In Pace, the plaintiffs had filed a medical malpractice action in Utah state court arising from the death of their daughter. They hired Dr. Swerdlow as an expert witness in the case, and he concluded in his expert report that the defendants' care of the decedent was substandard and had likely caused the decedent's death. In his deposition testimony, however, Dr. Swerdlow backed off a bit and admitted that he could not state within a reasonable degree of medical probability that she would not have died but for the defendants' actions.
If that weren't damaging enough to the plaintiffs' case, Dr. Swerdlow then drafted and faxed to all of the parties a two-page "addendum" to his deposition completely reversing course and stating that he now considered defendants' actions to have been within the standard of care. Not surprisingly, the plaintiffs lost the case on summary judgment.
Plaintiffs then sued Dr. Swerdlow for, among other things, professional malpractice, fraud and negligent misrepresentation. The district court granted a Rule 12(b)(6) motion to dismiss, but the Tenth Circuit reversed, holding that the plaintiffs had adequately pleaded causation.
Judge Gorsuch dissented based on the higher pleading standard set forth by the Supreme Court in last year's Twombly decision, but he also noted the policy implications of the majority's decision. His discussion on this point, in my opinion, warrants extended quotation:
Allowing this claim to march along sends the message to would-be expert witnesses: Be wary – very wary – of changing your mind, even when doing so might be consistent with, or compelled by, the standards of your profession. Neither can there be any doubt this is exactly the message plaintiffs wish to send, candidly explaining, as they do, that their real beef with Dr. Swerdlow was his failure to “deliver[] the expert liability opinion he had promised the Paces all along.” . . . In our legal system, demanding that experts “deliver” a specified opinion, as opposed to their honest judgment, is supposed to be ethically out-of-bounds – not the basis for a cause of action.

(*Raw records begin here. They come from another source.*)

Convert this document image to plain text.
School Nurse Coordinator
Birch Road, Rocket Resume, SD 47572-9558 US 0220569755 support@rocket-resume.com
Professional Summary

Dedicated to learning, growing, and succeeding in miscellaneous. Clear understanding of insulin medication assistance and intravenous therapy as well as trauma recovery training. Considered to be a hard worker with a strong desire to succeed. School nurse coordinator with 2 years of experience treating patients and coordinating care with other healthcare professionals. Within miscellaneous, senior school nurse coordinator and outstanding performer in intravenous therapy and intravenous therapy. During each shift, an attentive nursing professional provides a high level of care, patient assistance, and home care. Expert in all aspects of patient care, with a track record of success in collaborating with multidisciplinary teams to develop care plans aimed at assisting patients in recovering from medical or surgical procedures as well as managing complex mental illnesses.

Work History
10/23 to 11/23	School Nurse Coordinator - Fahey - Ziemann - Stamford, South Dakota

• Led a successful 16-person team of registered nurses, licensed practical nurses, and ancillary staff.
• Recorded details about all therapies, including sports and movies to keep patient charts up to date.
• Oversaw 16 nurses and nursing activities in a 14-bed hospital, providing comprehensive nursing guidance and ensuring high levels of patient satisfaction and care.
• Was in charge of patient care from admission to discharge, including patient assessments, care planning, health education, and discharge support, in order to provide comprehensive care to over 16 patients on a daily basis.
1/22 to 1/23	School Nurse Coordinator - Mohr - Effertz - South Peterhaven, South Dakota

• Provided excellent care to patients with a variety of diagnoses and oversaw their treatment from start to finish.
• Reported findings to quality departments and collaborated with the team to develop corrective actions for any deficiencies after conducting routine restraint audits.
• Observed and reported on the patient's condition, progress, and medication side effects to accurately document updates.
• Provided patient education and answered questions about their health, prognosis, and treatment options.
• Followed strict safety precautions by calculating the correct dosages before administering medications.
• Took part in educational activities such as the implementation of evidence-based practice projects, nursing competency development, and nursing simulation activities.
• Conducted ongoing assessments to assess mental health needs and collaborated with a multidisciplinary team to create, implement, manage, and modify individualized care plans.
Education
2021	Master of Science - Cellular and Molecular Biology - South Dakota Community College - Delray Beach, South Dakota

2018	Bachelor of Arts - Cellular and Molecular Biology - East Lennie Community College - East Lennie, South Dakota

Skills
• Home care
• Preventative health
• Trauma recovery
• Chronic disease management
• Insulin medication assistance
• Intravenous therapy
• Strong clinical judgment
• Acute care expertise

Parties already exert substantial influence over expert witnesses, often paying them handsomely for their time, and expert witnesses are, unfortunately and all too frequently, already regarded in some quarters as little more than hired guns. When expert witnesses can be forced to defend themselves in federal court beyond the pleading stage simply for changing their opinions – with no factual allegation to suggest anything other than an honest change in view based on a review of new information – we add fuel to this fire. We make candor an expensive option and risk incenting experts to dissemble rather than change their views in the face of compelling new information. The loser in all this is, of course, the truth-finding function and cause of justice our legal system is designed to serve.